Our research on the status quo has just started to scratch the surface of a much-neglected topic in urban planning13. Besides describing the existing situation, future research should ask how to use the know-how on CoolWalkability to effectively design better cities. How to identify the most optimal improvements to CoolWalkability within a given budget? The non-trivial impact of buildings, which both radiate heat and provide shade18,20, highlights that our focus on buildings and street networks is limited and part of a broader interdisciplinary puzzle16,67, which should be extended with further work on potential urban interventions like tree planting or installation of (solar panel) canopies13. We considered as a first step buildings only and not trees, due to availability issues with tree data. Buildings are moreover the largest shade-providing objects in cities, but are often ignored in the shade provision literature compared to trees13. Shade should ideally become a fundamental part of infrastructure planning via “shade master plans” and other policy guidelines13,14, and these plans should be based on evidence that research like ours can provide.

Central for defining the “optimality” of improvements should be the notion of equity68. Previous research has shown that urban “shade deserts” – places lacking the shade needed to reduce heat burden and protect human health outdoors – are part of the lived experience for low-income communities, and exacerbate heat-related health disparities13. Such marginalized communities have less access to shade and to air conditioning, and it is thus crucial to consider how shade provision can target those most in need.
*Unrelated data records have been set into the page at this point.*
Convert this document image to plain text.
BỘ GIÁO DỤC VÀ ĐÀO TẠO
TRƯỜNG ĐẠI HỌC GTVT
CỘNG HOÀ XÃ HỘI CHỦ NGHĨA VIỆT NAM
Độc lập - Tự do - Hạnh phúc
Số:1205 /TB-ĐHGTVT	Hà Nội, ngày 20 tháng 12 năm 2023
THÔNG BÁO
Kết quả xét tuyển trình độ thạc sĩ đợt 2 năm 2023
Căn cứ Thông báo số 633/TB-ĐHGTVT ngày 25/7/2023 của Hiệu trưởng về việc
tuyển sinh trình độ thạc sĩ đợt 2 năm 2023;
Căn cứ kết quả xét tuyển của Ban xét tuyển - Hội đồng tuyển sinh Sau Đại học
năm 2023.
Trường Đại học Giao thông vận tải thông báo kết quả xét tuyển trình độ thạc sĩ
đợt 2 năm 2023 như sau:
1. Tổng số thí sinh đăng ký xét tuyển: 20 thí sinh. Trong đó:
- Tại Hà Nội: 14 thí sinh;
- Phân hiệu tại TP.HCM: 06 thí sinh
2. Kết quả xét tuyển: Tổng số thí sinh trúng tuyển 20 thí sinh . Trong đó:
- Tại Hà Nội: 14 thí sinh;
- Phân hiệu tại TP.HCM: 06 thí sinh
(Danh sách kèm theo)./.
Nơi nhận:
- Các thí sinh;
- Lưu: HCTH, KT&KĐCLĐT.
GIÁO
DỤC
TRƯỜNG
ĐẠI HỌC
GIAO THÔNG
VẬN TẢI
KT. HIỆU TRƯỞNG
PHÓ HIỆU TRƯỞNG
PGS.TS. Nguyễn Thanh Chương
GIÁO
Although our paper focuses on the health aspects of shaded mobility, further practical considerations could include economic aspects such as changing foot traffic to businesses. For example, the prospect of more shaded routes at tall buildings could divert people away from open spaces. If there was a spatial correlation between such aspects of urban form with local businesses, such businesses could either be harmed unintentionally, or they could benefit. In the long term, following the increased impacts of climate change, businesses will aim to relocate to shaded areas, or they will have increased interest in more shade provision, which makes our study also relevant in this context. Future work should thus incorporate data of human mobility and local businesses69, and extend models of urban business location70 to account for shade provision and economic consequences.

Finally, despite the multidimensional benefits of better shade provision – including more vegetation or green canopies – on liveable cities, in the context of climate change, it must be stressed that these are primarily adaptation strategies and thus do not address the underlying core issue of human-caused increases in temperatures and extreme weather events12.